Sobre o próximo movimento, o Credo, há a confissão em um único Deus. “É o movimento mais difícil, e dura 25 minutos. Quando Beethoven escreve sobre acreditar em um único Deus, mostra os diversos obstáculos que existem para ele e para qualquer um. O Credo é uma peça de arte moderna e, por isso, é até difícil acreditar que se trata de uma obra de Beethoven. Trata-se de uma obra semelhante aos últimos quartetos de corda, é impressionismo. É o trecho central: ‘Eu acredito’, com duração de vinte e cinco minutos”, disse.  

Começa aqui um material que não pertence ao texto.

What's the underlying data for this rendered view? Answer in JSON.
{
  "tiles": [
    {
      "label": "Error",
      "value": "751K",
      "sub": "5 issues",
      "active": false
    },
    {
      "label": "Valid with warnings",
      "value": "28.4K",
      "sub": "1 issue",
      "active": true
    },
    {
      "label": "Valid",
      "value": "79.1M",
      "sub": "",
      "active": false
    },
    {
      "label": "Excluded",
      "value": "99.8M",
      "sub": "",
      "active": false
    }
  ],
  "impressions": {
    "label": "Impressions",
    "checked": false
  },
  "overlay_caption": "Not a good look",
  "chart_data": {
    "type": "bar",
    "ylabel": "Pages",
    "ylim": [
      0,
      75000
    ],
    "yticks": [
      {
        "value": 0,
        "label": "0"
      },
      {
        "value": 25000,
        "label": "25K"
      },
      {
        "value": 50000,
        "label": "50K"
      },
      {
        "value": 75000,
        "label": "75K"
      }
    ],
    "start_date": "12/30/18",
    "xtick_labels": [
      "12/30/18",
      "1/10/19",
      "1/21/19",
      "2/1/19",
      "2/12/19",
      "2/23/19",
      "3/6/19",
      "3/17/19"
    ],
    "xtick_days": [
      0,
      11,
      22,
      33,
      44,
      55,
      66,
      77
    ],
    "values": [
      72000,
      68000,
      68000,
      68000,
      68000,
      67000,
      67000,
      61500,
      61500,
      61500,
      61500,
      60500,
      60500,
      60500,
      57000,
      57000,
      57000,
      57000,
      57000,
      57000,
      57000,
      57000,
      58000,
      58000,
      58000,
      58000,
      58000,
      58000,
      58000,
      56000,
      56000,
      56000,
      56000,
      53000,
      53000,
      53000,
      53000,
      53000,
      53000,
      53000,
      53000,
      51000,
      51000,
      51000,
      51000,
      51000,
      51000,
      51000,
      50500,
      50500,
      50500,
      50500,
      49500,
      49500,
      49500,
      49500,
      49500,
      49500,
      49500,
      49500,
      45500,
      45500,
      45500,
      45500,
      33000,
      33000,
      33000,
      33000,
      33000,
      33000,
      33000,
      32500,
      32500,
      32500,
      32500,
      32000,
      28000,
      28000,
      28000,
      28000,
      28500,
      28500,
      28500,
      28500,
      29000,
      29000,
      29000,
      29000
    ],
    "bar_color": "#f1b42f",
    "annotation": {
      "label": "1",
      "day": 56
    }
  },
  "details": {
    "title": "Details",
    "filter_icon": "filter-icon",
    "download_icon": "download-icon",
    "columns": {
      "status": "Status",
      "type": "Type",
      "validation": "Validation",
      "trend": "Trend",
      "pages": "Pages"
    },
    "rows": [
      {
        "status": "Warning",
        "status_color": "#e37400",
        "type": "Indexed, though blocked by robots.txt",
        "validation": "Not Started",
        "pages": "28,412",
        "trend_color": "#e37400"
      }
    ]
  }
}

Fischer mostra ainda como a obra expressa concretamente a história da salvação. Para representar a morte de Jesus, e a ida do seu espírito para o céu, Beethoven usa escalas: “Ele escreve como se você pudesse sentir o prego e o martelo em suas mãos. É tão dramático, é horrível e é preciso descrever este lado horrível da história… E então, quando o espírito vai para o céu, é igualmente bem escrito, são sempre escalas, uma após a outra, subindo, subindo, subindo”.

E, durante a entrevista, ele faz a comparação entre Beethoven e Monteverdi, para dizer que se trata de uma música muito antiga, sem vibrato, sem violinos, apenas com uso de instrumentos graves, com solistas cantando suavemente.

O término da obra se dá com Agnus Dei (Cordeiro de Deus) e Dona nobis pacem (Dá-nos a Paz). “Ele procura por dois tipos de paz diferentes e pela sua própria paz de espírito, na sua fé. Beethoven escreve muito claramente que esta paz vem do coração dele e espera que possa ir ao coração de todos os que estão ouvindo a obra”, acrescenta o regente.

Além disso, o próprio compositor alemão escreve: “Do meu coração para o coração de todos, com devoção”. O diretor da Osesp recorda que é muito raro que Beethoven escreva ou dê explicações sobre a partitura. “E ele termina com uma pergunta. Ele queria que o final fosse uma pergunta em aberto para todo mundo, e todo mundo percebe o que é isso”, conclui Fischer.